Kisah Yosephina Endang Lestari di Kamp Plantungan bermula enam tahun sebelumnya, tepatnya pada 27 November 1965, ketika pada dini hari ia "diambil" untuk menjalani pemeriksaan. Usianya saat itu masih 20 tahun.

Sejak malam itu, ia berpindah dari tahanan satu ke tahanan yang lain tanpa proses pengadilan.

Mulai dari Benteng Vredeburg di Yogyakarta, Benteng Fort Willem di Ambarawa — keduanya adalah benteng peninggalan Belanda yang dijadikan tempat penahanan tapol Peristiwa 65.

Ia kemudian dipindahkan ke Penjara Bulu di Semarang dan berakhir di Kamp Plantungan. Endang termasuk dalam rombongan pertama tapol perempuan dari Semarang yang dipindahkan ke Kamp Plantungan pada 1971.

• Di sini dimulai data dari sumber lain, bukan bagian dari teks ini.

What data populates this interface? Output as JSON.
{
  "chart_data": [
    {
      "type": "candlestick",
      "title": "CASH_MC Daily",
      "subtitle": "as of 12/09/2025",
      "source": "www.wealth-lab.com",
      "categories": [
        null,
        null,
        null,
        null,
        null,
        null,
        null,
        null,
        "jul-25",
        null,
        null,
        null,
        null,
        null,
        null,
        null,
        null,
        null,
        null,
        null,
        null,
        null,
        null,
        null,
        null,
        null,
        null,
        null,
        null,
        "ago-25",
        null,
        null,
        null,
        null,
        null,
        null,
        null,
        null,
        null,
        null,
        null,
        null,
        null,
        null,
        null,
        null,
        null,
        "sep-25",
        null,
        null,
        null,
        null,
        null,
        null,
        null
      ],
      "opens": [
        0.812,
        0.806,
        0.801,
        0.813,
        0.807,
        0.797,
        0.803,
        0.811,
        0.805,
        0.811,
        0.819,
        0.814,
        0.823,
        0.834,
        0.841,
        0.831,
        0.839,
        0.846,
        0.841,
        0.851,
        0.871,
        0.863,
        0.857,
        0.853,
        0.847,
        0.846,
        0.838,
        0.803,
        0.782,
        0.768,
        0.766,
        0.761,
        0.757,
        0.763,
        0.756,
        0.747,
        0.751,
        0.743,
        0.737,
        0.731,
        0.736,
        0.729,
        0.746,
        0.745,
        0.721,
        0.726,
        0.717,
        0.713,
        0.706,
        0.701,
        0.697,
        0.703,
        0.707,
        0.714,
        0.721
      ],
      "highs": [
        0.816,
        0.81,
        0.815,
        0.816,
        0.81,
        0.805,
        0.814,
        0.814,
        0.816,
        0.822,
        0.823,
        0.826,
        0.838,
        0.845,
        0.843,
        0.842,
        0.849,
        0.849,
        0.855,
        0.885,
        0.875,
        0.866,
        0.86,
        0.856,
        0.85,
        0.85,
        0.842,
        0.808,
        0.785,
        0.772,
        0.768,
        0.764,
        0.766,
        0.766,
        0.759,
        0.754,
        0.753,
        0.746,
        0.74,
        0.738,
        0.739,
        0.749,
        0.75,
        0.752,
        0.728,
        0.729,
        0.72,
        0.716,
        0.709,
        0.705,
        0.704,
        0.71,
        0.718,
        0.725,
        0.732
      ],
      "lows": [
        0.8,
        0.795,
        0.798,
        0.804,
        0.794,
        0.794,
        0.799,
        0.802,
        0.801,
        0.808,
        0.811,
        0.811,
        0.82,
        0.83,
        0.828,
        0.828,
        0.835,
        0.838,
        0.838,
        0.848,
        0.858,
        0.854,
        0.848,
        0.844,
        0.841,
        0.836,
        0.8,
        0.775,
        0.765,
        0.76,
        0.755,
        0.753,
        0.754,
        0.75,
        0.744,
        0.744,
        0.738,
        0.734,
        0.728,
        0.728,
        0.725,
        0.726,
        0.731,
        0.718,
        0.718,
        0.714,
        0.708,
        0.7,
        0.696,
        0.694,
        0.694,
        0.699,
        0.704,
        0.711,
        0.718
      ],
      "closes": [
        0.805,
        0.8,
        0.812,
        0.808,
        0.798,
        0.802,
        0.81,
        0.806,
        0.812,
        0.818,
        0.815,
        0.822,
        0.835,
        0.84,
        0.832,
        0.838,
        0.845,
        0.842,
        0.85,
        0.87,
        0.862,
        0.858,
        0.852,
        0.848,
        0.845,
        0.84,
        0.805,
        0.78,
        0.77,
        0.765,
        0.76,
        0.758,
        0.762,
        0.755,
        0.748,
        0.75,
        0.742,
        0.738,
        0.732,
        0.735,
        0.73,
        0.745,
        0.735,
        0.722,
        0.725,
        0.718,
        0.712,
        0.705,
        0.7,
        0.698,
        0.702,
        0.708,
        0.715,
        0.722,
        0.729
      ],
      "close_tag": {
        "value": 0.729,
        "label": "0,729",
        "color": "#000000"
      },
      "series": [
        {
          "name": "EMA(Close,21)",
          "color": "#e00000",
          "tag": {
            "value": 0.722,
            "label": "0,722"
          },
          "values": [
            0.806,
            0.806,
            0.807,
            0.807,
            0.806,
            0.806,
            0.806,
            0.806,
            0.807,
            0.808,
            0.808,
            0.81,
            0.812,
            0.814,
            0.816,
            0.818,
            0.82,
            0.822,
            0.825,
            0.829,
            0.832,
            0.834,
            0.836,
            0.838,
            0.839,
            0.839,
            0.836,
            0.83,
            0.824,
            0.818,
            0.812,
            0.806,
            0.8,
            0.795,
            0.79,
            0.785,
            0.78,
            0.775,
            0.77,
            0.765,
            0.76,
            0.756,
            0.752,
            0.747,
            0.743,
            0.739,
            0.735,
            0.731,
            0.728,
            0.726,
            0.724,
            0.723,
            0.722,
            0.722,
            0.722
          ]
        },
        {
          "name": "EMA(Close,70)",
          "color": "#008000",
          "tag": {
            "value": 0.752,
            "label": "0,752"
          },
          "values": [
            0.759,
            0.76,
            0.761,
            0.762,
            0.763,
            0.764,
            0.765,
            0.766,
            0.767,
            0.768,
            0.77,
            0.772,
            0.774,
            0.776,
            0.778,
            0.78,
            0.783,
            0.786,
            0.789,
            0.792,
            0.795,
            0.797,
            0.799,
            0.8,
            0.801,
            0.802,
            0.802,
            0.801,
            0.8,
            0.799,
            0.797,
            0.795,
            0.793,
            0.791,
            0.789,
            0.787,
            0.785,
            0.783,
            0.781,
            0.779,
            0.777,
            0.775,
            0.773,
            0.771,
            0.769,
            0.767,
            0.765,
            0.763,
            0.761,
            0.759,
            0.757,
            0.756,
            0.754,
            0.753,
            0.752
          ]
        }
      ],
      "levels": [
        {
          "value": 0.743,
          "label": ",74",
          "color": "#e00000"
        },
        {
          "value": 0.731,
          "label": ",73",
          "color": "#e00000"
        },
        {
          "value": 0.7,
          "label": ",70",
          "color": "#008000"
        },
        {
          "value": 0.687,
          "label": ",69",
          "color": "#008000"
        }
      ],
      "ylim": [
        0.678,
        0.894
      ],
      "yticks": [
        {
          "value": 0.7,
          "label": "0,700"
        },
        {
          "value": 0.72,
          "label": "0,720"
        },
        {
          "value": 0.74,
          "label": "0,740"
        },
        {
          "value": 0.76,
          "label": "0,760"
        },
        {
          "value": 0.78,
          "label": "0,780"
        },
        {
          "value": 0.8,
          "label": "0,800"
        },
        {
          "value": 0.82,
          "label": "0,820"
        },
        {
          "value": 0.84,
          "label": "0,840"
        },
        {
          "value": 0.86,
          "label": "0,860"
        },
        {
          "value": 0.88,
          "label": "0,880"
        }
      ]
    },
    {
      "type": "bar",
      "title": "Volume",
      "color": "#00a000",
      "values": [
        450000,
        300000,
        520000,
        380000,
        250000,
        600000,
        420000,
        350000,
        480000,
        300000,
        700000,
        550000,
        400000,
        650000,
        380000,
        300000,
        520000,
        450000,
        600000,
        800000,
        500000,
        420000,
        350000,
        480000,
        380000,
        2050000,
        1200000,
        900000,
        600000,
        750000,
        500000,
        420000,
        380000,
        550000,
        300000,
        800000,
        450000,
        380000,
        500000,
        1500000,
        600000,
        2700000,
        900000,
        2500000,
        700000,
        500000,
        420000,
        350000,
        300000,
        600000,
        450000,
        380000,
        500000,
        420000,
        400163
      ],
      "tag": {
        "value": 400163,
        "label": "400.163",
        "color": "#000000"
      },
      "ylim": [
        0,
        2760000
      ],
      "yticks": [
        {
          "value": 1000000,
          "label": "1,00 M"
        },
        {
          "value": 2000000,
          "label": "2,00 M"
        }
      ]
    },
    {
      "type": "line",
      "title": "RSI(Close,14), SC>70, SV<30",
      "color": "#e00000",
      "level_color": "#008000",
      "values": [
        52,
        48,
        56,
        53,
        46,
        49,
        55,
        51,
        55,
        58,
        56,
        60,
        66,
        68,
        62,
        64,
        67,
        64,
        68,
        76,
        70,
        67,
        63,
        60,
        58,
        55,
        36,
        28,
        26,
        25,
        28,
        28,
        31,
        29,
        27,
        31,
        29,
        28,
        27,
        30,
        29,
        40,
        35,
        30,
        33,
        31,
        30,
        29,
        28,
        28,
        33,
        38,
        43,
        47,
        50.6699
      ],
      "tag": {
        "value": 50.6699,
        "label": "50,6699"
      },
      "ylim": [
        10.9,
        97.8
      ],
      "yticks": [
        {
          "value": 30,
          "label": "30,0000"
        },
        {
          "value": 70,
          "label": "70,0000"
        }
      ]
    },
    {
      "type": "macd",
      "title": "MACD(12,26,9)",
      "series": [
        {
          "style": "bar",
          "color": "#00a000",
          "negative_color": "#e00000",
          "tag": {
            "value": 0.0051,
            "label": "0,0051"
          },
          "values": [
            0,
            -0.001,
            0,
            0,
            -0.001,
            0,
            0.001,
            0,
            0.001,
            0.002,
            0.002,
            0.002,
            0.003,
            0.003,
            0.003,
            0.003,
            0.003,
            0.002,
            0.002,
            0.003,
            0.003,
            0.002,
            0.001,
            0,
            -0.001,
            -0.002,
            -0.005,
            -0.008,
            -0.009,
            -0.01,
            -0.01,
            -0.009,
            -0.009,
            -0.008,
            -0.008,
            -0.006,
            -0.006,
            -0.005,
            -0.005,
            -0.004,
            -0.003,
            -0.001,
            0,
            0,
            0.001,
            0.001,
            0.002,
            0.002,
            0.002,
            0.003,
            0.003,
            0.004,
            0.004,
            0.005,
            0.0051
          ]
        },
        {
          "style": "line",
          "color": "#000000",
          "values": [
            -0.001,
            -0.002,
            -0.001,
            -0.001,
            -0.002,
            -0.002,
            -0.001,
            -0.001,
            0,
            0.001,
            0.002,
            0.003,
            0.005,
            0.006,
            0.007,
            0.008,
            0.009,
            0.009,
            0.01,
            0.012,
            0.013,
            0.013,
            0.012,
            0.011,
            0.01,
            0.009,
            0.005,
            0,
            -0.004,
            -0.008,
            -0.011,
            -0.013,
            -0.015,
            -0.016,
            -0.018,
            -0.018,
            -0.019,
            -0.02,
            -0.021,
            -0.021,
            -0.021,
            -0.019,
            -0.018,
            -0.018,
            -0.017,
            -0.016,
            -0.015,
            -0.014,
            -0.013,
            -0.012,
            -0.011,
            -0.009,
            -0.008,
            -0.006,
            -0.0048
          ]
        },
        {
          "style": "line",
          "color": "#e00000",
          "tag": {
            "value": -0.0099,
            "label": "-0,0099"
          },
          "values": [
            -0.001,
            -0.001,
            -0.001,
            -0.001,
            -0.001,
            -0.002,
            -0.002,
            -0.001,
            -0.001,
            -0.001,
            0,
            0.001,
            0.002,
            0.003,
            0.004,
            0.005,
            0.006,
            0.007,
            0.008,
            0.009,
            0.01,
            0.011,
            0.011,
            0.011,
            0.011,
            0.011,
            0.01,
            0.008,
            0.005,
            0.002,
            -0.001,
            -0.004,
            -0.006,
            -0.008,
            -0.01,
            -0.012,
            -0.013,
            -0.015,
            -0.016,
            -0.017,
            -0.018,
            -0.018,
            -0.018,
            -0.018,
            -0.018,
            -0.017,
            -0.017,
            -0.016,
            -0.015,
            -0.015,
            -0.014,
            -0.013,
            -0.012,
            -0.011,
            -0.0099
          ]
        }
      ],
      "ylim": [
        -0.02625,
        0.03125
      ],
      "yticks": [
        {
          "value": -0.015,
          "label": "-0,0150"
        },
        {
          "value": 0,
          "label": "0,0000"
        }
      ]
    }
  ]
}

Mudjiati dan Endang Lestari memasuki komplek tempat wisata 

pemandian air panas Plantungan, yang dulu sempat menjadi rumah

 mereka selama hampir sembilan tahun.


"Kalau dibandingkan dengan di Bulu, kan Bulu penjara, jadi semua tertutup tembok, yang dilihat cuma itu-itu saja.

"Kalau di situ [Plantungan] bisa melihat pepohonan yang besar-besar. Temboknya bukan tembok tapi kawat berduri, lebih luas lagi. Hawanya lebih enak," tutur Endang menggambarkan kesan pertamanya tentang tempat itu.

Di Plantungan, para tapol menempati kompleks bangunan bekas rumah sakit yang telah lama terbengkalai.

Mudjiati (kiri) dan Endang Lestari (kanan) ketika melakukan napak tilas di Kamp Plantungan.

Bersama tapol perempuan lain, Endang membersihkan semak-semak dan ilalang yang tumbuh tinggi dengan alat seadanya, bahkan dengan tangan kosong "sampai tangan remuk," ujar perempuan berusia 76 tahun itu.

"Di sini rumputnya masih tinggi-tinggi, terus masih sepi sekali. Di situ ada pohon besar sekali," ujar Endang menunjuk ke area di dekat lapangan yang dulu digunakan untuk upacara dan apel tiap kali ada tamu datang ke Kamp Plantungan.

Area itu kini adalah taman tertata rapi — bagian dari Lapas Pemuda Plantungan, tempat pembinaan bagi apa yang disebut sebagai "anak-anak nakal".


Endang Lestari adalah salah satu dari rombongan 

tapol pertama yang dipindahkan ke Plantungan


Ketika datang, ia bersama tapol lain ditempatkan di bangunan yang berada dekat lapangan, baru kemudian dipindahkan ke blok-blok asrama yang menjadi tempat mereka bernaung selama beberapa tahun.

Komplek bangunan itu dipisahkan oleh Kali Lampir — yang sempat mengalami banjir bandang pada tahun 1980-an.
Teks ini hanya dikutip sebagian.